AtrociousCircumstance · 07/12/2019 23:06

Hey OP, he wasn’t necessarily scamming you for money, but somewhere inside him maybe he believes you should be offering. He stated intense need and you’ve ignored it - that could be how it might appear to someone hugely self-absorbed/with bad boundaries. He’s in a huff.

Whatever it is, he’s lost interest, and it’s very very early days. Sorry. But you’ve probably dodged a bullet.

anotherdisaster · 07/12/2019 23:09

Yes you could well be right. I hope you’re wrong but am preparing myself for the worst. I won’t be helping him financially so if that’s what he wants then nothing will come of it. I’m sitting back now with zero expectations.
I’ve had guys try to get money in a manipulative way before so I know the signs and this doesn’t feel like that. However I’m not stupid so my eyes are Wide open.

OP posts:
CatAndHisKit · 08/12/2019 01:33

I really don't think he's a scammer. I'm the same as him when stressed out especially about the money - I tend to pull away from usual level of communication. The fact he still texts a lot every day is actually good - he doesn't want to lose you, but it's going against the grain atm for him as he's trying to resolve his problems and needs to focus there. I@d give him a bit of time, for sure.

AutumnConker · 08/12/2019 02:59

He sounds a mess OP. MH probs, money probs just for starters. Unfortunately I think such a person is probably ripe to cause hurt. Deliberately or accidentally. Maybe you’re a romantic, but if so you have to be careful not to over invest.
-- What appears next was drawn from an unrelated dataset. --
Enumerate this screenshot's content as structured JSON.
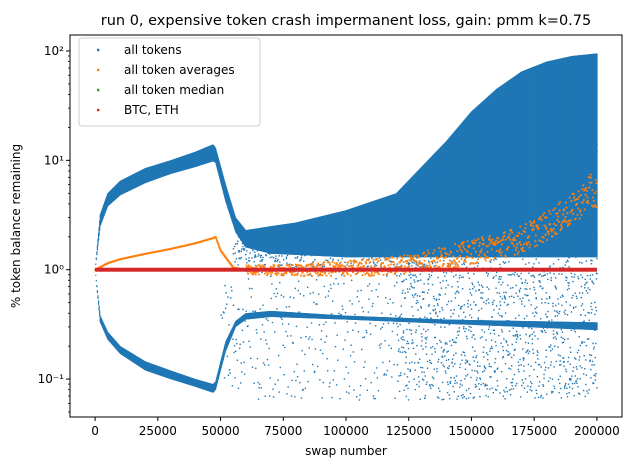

If it were me I’d have been tempted to offer to lend him money just to see if he’d take it, just for my own enjoyment - of corse if he said yes I’d make up some cock and bull story about not being refused bank overdraft. Shortly after ending it.

AutumnConker · 08/12/2019 02:59

I meant ending it shortly after, sorry

anotherdisaster · 08/12/2019 08:51

@CatAndHisKit this is what I’ve been thinking but the part I can’t get my head around is why he can’t just say “I’ve got some shit going on so sorry if I’m not myself” or something....
and yes he sounds a mess with MH and money issues so I know things don’t look great. Deep down I’m hoping things smooth out over the next few weeks but, I’m not getting my hopes up.